アメリカでも、地域によってホームパーティーの形式も流儀も違って、例えばテキサスに住んでた時は、昼間暑すぎるので、夜8時くらいに始まるパーティがよくありました。プールサイドでバーベキューしながら音楽ガンガンにかけて、というスタイル。おおらかでアメリカらしくで懐かしいとも思いますが、あまりにオープンすぎて、知らない他人がタダ酒タダ飯のために紛れ込んでたなんてこともありました。今のご時世、なんだか不安でもあります。

 

Sさん宅でのホームパーティはSさんと旦那さんのおもてなし上手な人柄で私もDも楽しく過ごすことができましたし、高級アンガスビーフのグリルもレストランで出されるような完璧な味で、充実した夏の午後の時間を過ごすことができましたが、久々に失態してしまったので、今でもなんだか恥ずかしい気分です。
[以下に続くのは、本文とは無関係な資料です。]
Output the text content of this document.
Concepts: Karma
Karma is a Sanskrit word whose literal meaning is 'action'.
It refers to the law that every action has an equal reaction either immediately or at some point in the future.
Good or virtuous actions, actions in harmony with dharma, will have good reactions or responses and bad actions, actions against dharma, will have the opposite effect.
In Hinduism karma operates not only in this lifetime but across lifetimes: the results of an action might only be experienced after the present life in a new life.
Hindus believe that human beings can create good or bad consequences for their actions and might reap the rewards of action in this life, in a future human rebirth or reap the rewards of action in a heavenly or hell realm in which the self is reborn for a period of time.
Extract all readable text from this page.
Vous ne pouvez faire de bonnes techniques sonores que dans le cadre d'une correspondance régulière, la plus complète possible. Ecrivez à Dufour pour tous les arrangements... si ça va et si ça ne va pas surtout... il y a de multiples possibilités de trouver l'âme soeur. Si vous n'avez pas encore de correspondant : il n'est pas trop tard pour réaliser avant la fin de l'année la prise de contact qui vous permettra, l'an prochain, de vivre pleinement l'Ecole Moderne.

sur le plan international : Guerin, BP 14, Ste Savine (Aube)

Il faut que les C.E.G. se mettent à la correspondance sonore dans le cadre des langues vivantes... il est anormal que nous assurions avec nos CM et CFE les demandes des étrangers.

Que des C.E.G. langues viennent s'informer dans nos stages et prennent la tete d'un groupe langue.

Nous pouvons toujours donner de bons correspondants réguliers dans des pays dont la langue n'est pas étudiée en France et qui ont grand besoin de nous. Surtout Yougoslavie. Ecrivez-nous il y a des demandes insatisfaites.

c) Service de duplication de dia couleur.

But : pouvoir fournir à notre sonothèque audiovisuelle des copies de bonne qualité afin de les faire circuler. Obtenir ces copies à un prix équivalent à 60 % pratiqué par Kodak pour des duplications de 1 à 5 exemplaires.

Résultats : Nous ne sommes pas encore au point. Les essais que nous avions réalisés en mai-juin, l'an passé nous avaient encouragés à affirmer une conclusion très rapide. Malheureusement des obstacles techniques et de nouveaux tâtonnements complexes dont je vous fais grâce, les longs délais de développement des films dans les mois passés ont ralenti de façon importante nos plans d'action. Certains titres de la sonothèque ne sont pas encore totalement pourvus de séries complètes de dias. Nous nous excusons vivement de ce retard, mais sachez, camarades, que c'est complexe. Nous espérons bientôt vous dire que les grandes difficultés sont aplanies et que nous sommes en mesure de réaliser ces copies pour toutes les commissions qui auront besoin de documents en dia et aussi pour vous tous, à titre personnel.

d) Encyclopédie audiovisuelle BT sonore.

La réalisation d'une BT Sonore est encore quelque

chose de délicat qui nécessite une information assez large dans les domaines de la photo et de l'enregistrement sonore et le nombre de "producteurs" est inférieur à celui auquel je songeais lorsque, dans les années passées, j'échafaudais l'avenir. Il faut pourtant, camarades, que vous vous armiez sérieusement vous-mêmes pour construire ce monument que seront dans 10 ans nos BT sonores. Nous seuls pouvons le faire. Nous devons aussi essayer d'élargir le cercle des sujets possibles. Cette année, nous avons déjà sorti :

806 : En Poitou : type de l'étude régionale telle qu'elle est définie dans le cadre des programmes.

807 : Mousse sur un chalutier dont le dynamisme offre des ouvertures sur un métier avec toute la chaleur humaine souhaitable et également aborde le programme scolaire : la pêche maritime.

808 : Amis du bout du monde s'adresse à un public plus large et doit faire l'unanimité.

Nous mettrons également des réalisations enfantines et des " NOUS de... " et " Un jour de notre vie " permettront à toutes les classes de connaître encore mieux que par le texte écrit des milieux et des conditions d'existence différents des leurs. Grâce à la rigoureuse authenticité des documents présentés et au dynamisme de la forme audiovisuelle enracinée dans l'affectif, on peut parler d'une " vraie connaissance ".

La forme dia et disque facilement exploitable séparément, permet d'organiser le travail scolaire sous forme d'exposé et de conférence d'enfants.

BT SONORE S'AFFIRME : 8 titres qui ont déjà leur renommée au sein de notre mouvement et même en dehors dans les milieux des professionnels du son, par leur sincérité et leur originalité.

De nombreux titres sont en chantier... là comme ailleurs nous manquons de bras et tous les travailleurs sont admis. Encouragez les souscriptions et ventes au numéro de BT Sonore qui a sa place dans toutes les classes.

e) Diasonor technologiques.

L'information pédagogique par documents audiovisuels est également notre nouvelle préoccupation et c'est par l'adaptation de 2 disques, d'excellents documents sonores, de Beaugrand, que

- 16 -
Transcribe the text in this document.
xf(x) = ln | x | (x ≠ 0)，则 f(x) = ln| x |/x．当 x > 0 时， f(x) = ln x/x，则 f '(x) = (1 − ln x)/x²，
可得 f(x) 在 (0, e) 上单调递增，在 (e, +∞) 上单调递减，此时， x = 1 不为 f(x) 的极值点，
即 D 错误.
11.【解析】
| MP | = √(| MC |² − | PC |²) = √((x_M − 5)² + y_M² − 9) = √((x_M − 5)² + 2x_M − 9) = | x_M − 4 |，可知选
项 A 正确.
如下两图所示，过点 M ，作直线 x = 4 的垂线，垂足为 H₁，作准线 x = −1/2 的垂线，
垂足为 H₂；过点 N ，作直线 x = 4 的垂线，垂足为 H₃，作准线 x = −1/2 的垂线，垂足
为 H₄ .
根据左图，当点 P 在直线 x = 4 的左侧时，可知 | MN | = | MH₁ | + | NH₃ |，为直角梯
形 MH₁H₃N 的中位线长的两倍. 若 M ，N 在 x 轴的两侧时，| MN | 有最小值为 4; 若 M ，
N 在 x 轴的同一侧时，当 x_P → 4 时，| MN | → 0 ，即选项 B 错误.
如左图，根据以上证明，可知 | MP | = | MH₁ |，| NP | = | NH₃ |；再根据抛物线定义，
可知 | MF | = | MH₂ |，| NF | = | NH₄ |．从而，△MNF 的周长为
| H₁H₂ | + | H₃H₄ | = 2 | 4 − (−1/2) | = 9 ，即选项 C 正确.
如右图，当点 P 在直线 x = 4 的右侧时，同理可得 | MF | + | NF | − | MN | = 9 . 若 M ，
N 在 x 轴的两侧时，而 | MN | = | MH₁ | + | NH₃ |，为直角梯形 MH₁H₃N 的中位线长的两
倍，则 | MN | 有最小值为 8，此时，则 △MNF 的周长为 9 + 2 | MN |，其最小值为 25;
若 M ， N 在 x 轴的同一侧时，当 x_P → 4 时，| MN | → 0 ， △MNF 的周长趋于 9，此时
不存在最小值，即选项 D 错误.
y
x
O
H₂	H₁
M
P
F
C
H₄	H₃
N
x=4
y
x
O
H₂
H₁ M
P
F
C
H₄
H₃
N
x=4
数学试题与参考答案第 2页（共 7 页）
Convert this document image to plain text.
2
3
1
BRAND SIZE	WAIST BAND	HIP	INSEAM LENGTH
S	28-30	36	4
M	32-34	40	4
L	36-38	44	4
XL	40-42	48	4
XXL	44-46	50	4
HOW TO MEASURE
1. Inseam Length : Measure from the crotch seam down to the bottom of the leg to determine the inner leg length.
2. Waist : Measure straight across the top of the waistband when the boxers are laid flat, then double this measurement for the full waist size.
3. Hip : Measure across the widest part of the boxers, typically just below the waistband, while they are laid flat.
アメリカのホームパーティーでは、遅刻しないように気をつけるのはもちろんですが、招待時間よりも前に到着しないようにも心がけましょう。

 

この日はグリルでのステーキ大会と言う風にアナウンスされていて、何も持ってこないでください、と招待メールに書いてありましたが、実際手ぶらでは行けないので、県人会の時にSさんはじめ他の参加者から好評だったD特製のフルーツサラダを持参しました。他の参加者の皆さんも予想通りワインボトルかデザートを持ってきていたので、デザートバッフェみたいな状態でした。

 

余談ですが、今回のSさんのホームパーティーでもう一つ学んだことは、思いっきり「肉肉しい」パーティーを開いてもいいんだよ、と言う吹っ切れたアプローチです。アメリカではベジタリアンを筆頭に、豚肉嫌いな人、牛肉嫌いな人、甲殻類苦手な人、そしてさまざまなアレルギー持ちの人のために、色々な料理を準備するのがいいホスト的プレッシャーがあります。でもSさんと旦那さんの「自分が大好きなビーフを美味しく食べてくれる人が楽しんでくれればそれでいい」と言う姿勢は気持ちいいです。と言っても、それは人脈が広いSさんご夫妻だからできるのかもしれませんが。

 

ということで、徒然なるままにこの夏初めてのホームパーティーお呼ばれの出来事を書いてみました。これから夏本番、ホームパーティーをホストするにも、ゲストとして呼ばれるにも、いい気づきの機会になりました。